Maurice Kakou Guikahué et Narcisse N’Dri ont été libérés le mardi 19 janvier mais placés sous contrôle judiciaire. Des sources bien introduites indiquent que la mise en liberté du secrétaire exécutif du Pdci et du directeur de cabinet d’Henri Konan Bédié a été l’objet d’un marchandage – un tantinet sordide – d’un ancien parti au pouvoir qui s’accroche à toutes les branches pour sortir ses cadres de prison après l’épisode du conseil national de transition.
L’on en apprend un peu plus précisément sur les termes du marchandage : Paraphe et signature du dialogue politique contre prononcé de liberté provisoire.
Vous avez bien lu : le parti de Henri Konan Bédié a mis dans la balance la libération de ses cadres contre la signature du rapport qui a sanctionné la troisième phase du dialogue politique avec les partis politiques et les organisations de la société civile du 21 au 29 décembre 2020 à Abidjan.
A l’issue de ces échanges, qui se sont déroulés dans une ambiance pourtant détendue, l’opposition avait contre toute attente différé la signature du rapport final, dans l’attente «des éclaircissements» sur certains points. En réalité, les éclaircissements en question pour le Pdci consistaient à «pousser» pour obtenir la libération de Maurice Kakou Guikahué, le numéro deux du parti ainsi que de Narcisse Ndri , le directeur de cabinet du président du Pdci, mis tous les deux aux arrêts le 3 novembre 2020, en échange de la signature de ce document. Chantage ? Manœuvres politiciennes ? Les Ivoiriens jugeront.

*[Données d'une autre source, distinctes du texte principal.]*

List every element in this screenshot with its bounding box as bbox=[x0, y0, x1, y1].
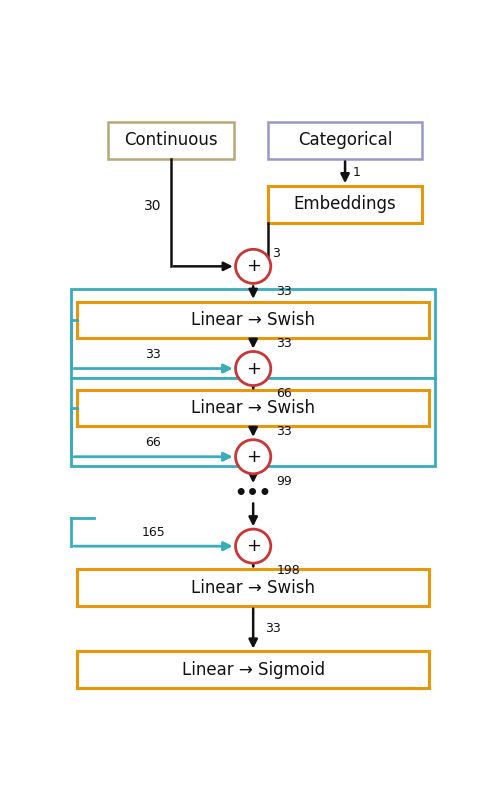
Text: Embeddings: Embeddings bbox=[294, 195, 396, 213]
FancyBboxPatch shape bbox=[269, 122, 421, 159]
Text: •••: ••• bbox=[235, 483, 272, 502]
FancyBboxPatch shape bbox=[77, 389, 429, 427]
Text: 99: 99 bbox=[277, 475, 292, 488]
Text: 66: 66 bbox=[277, 387, 292, 400]
Text: 165: 165 bbox=[142, 526, 165, 539]
Ellipse shape bbox=[236, 529, 271, 563]
Text: 33: 33 bbox=[146, 348, 162, 361]
Text: Linear → Swish: Linear → Swish bbox=[191, 578, 315, 596]
FancyBboxPatch shape bbox=[71, 289, 435, 378]
Text: +: + bbox=[246, 537, 261, 555]
Text: 33: 33 bbox=[277, 337, 292, 350]
FancyBboxPatch shape bbox=[77, 652, 429, 688]
Text: +: + bbox=[246, 359, 261, 378]
Text: Linear → Swish: Linear → Swish bbox=[191, 311, 315, 329]
Text: Categorical: Categorical bbox=[298, 131, 392, 149]
Text: 33: 33 bbox=[277, 426, 292, 438]
FancyBboxPatch shape bbox=[108, 122, 234, 159]
FancyBboxPatch shape bbox=[269, 186, 421, 223]
Ellipse shape bbox=[236, 250, 271, 284]
Text: 30: 30 bbox=[144, 199, 161, 213]
Text: +: + bbox=[246, 448, 261, 466]
Text: Linear → Sigmoid: Linear → Sigmoid bbox=[182, 660, 325, 679]
Text: 1: 1 bbox=[353, 166, 361, 179]
FancyBboxPatch shape bbox=[71, 378, 435, 466]
Text: 66: 66 bbox=[146, 436, 162, 450]
Text: 33: 33 bbox=[265, 622, 281, 635]
FancyBboxPatch shape bbox=[77, 302, 429, 338]
Text: +: + bbox=[246, 258, 261, 276]
Text: 3: 3 bbox=[272, 247, 280, 260]
Text: 33: 33 bbox=[277, 284, 292, 298]
Ellipse shape bbox=[236, 440, 271, 474]
Ellipse shape bbox=[236, 352, 271, 386]
Text: Continuous: Continuous bbox=[124, 131, 218, 149]
Text: 198: 198 bbox=[277, 564, 300, 577]
Text: Linear → Swish: Linear → Swish bbox=[191, 399, 315, 417]
FancyBboxPatch shape bbox=[77, 570, 429, 606]
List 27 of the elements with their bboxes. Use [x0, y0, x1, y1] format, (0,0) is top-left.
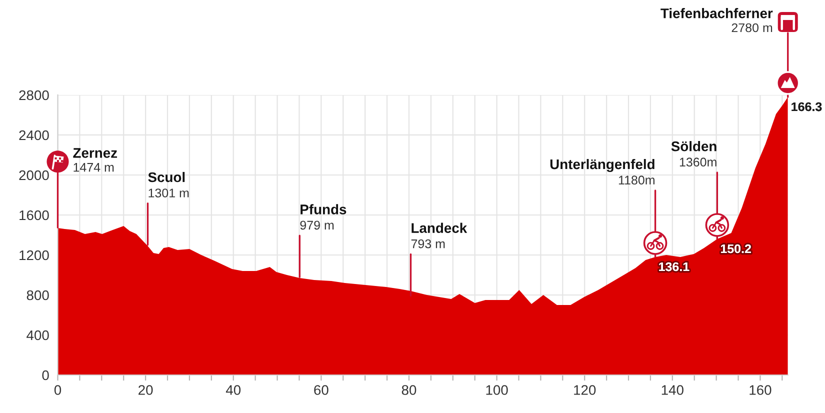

Pendant deux semaines, ils n’ont cessé de pousser le bouchon, de tirer sur la corde pour contraindre le gouvernement. Au sein du cabinet du Premier ministre Hamed Bakayoko, on avait du mal à dissimuler son agacement. D’autant plus que la troisième phase du dialogue politique avec les partis politiques et les organisations de la société civile avait été engagée par le chef du gouvernement, conformément aux instructions du Président Alassane Ouattara, pour apaiser le climat politique. On comprend dès lors que tôt ou tard, ces proches collaborateurs d’Henri Konan Bédié, interpellés à sa résidence à Abidjan Cocody, le mardi 3 novembre 2020, recouvriraient, sans extinction des procédures, la liberté. Question de temps.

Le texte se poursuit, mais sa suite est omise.